Peer reviews have two audiences: the author and the press. These audiences have somewhat different needs and goals for the reviewer to keep in mind. For the author, the review should help make the project as strong as it can be. For the press, the review helps in determining the project’s next steps, including whether to publish it. Both audiences benefit when a report is complete and detailed. Helpful reviews are clear about whether a project makes a worthwhile contribution to the field. Is it up-to-date, convincing, thorough, or even pathbreaking? Good reviewers draw on their subject-area expertise to evaluate the big picture of the project as well as to identify details such as any factual errors that a nonspecialist might not catch. The best reviewers are able to approach the project on its own terms. Likewise, a reviewer should consider what the project is trying to do and evaluate it by those standards, rather than attempt to shape it into the manuscript or prospectus the reviewer would have written.
You’ve probably received a number of readers’ reports, so think about what kind of report you would hope to receive. What types of feedback did you find most helpful? Have you received any reports that you found unhelpful, that you wouldn’t want to emulate? Reviews can be critical if there are problems with the project, but critical reviews should be reasoned, reasonable, and respectful. They should be directed toward improving the project, not toward the scholar personally, and delivered in a spirit of fairness and kindness.
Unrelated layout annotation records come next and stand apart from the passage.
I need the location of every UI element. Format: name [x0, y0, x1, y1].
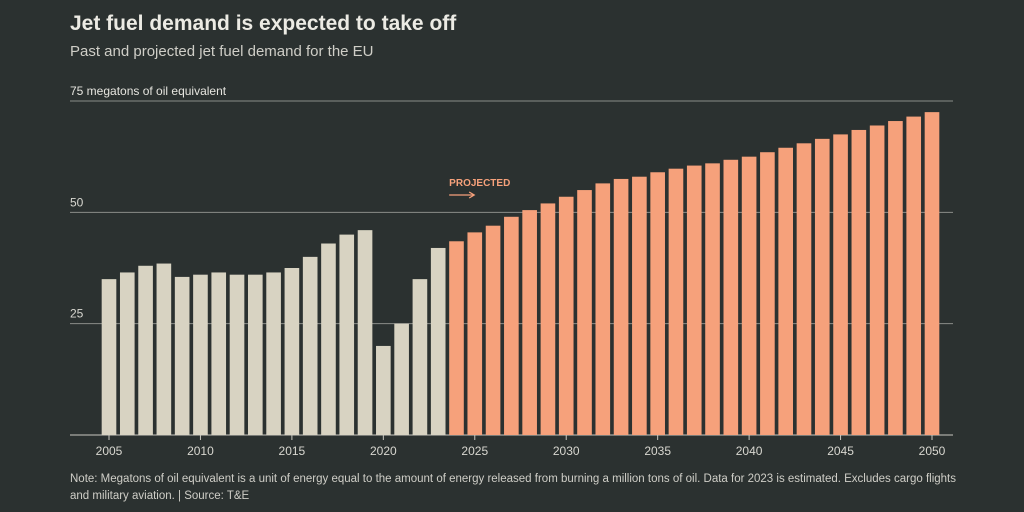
bar-2011	[211, 272, 227, 435]
bar-2025	[467, 232, 483, 435]
bar-2009	[174, 276, 190, 435]
y-tick-label-50: 50	[70, 195, 84, 209]
bar-2033	[613, 178, 629, 435]
bar-2047	[869, 125, 885, 435]
bar-2028	[522, 210, 537, 435]
footnote: Note: Megatons of oil equivalent is a un…	[70, 473, 956, 502]
chart-title: Jet fuel demand is expected to take off	[70, 12, 457, 35]
bar-2017	[321, 243, 336, 435]
bar-2046	[851, 129, 867, 436]
x-tick-label-2030: 2030	[553, 444, 580, 458]
bar-2044	[814, 138, 830, 435]
bar-2034	[632, 176, 647, 435]
x-axis-ticks: 2005 2010 2015 2020 2025 2030 2035 2040 2045 2050	[96, 435, 946, 458]
bar-2014	[266, 272, 281, 435]
bar-2019	[357, 230, 373, 435]
bar-2015	[284, 268, 300, 435]
y-axis-ticks: 25 50	[70, 195, 84, 320]
bar-2012	[229, 274, 245, 435]
bar-2022	[412, 279, 428, 435]
bar-2007	[138, 265, 153, 435]
bar-2038	[705, 163, 720, 435]
x-tick-label-2050: 2050	[919, 444, 946, 458]
bar-2005	[101, 279, 117, 435]
bar-2013	[247, 274, 263, 435]
x-tick-label-2025: 2025	[461, 444, 488, 458]
bar-2042	[778, 147, 794, 435]
bar-2043	[796, 143, 812, 435]
bar-2030	[558, 196, 574, 435]
x-tick-label-2040: 2040	[736, 444, 763, 458]
projected-label: PROJECTED	[449, 178, 510, 189]
bar-2006	[119, 272, 135, 435]
bar-2045	[833, 134, 848, 435]
x-tick-label-2015: 2015	[279, 444, 306, 458]
bar-2026	[485, 225, 501, 435]
bar-2036	[668, 168, 684, 435]
projected-annotation: PROJECTED	[449, 178, 510, 199]
bar-2027	[504, 216, 519, 435]
bar-2039	[723, 159, 739, 435]
bar-2016	[302, 256, 318, 435]
bar-2041	[760, 152, 775, 436]
bar-2029	[540, 203, 556, 435]
bar-2031	[577, 190, 592, 435]
bar-2049	[906, 116, 922, 435]
projected-arrow-icon	[468, 191, 476, 199]
y-axis-unit-label: 75 megatons of oil equivalent	[70, 84, 227, 98]
bar-2021	[394, 323, 409, 435]
bar-2023	[430, 247, 446, 435]
x-tick-label-2045: 2045	[827, 444, 854, 458]
bar-2035	[650, 172, 665, 435]
bar-2040	[741, 156, 757, 435]
bar-2018	[339, 234, 355, 435]
bars	[101, 112, 940, 436]
y-tick-label-25: 25	[70, 307, 84, 321]
x-tick-label-2010: 2010	[187, 444, 214, 458]
chart-subtitle: Past and projected jet fuel demand for t…	[70, 43, 374, 60]
bar-2050	[924, 112, 940, 435]
bar-2032	[595, 183, 611, 435]
bar-2048	[888, 121, 903, 435]
bar-2037	[686, 165, 702, 435]
bar-2024	[449, 241, 464, 435]
bar-2008	[156, 263, 172, 435]
x-tick-label-2035: 2035	[644, 444, 671, 458]
bar-2020	[376, 345, 391, 435]
x-tick-label-2005: 2005	[96, 444, 123, 458]
bar-2010	[193, 274, 208, 435]
x-tick-label-2020: 2020	[370, 444, 397, 458]
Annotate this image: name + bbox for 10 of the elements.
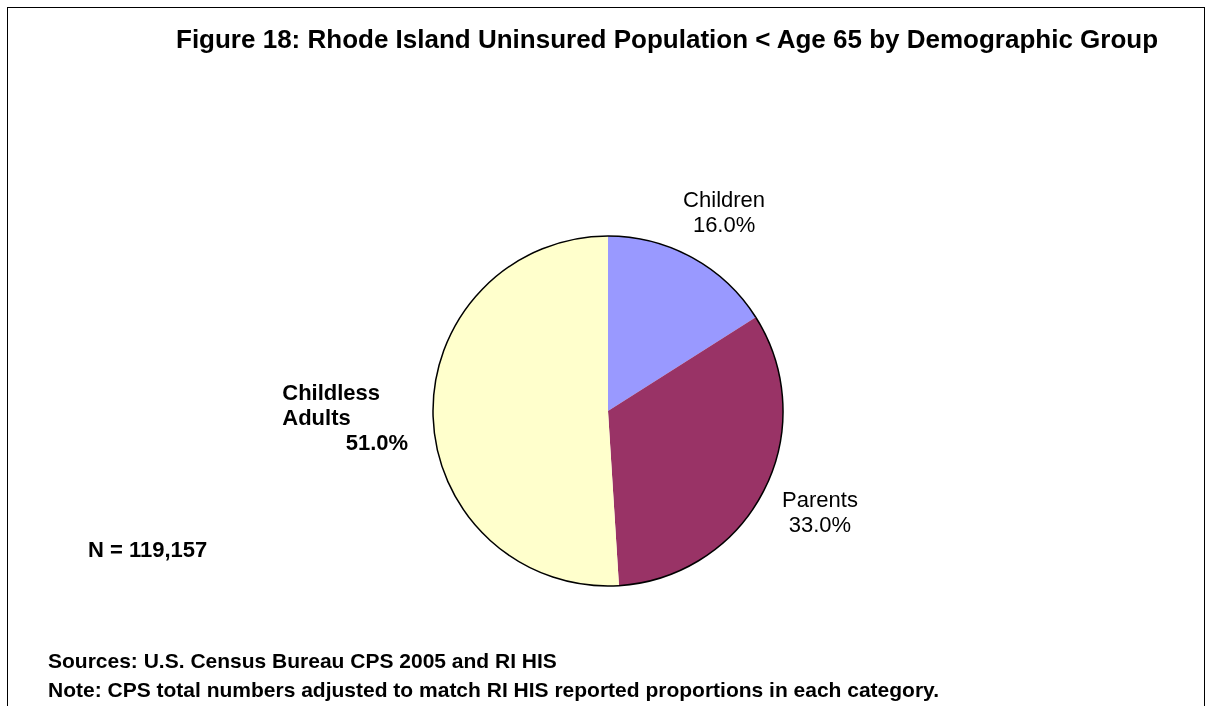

Keep in mind that the author is a colleague in your field; you may already know them, and if you don’t, you are likely to encounter them in the future, perhaps in person at a conference. Assuming that the author is writing in good faith, then the tone of your report should reflect your shared membership in the scholarly community. If the author is a graduate student or recent graduate, the review is an opportunity to mentor that person and to shape the future of the field.
In addition to these general guidelines, most presses will have specific forms for reviewers to complete or questions to be answered. These will vary from press to press, and if you’re not sure what’s expected of you as a reviewer, don’t hesitate to ask. Also, pay attention to the question of anonymity. There may be an option to reveal your identity to the author, but if the review is to be anonymous, make sure that the review doesn’t reveal your identity even by accident (that is, by including any details that might make it clear who you are). Please meet the deadline you’ve agreed to, or at the very least communicate with the acquisitions editor if that deadline is no longer realistic and set a new one. Book projects need to meet a number of deadlines at the press as they proceed through each step toward publication, and a delayed reader’s report can lead to other delays further along in the process. Even more important, the author of the project may be counting on it for tenure or promotion and cannot move forward without your input.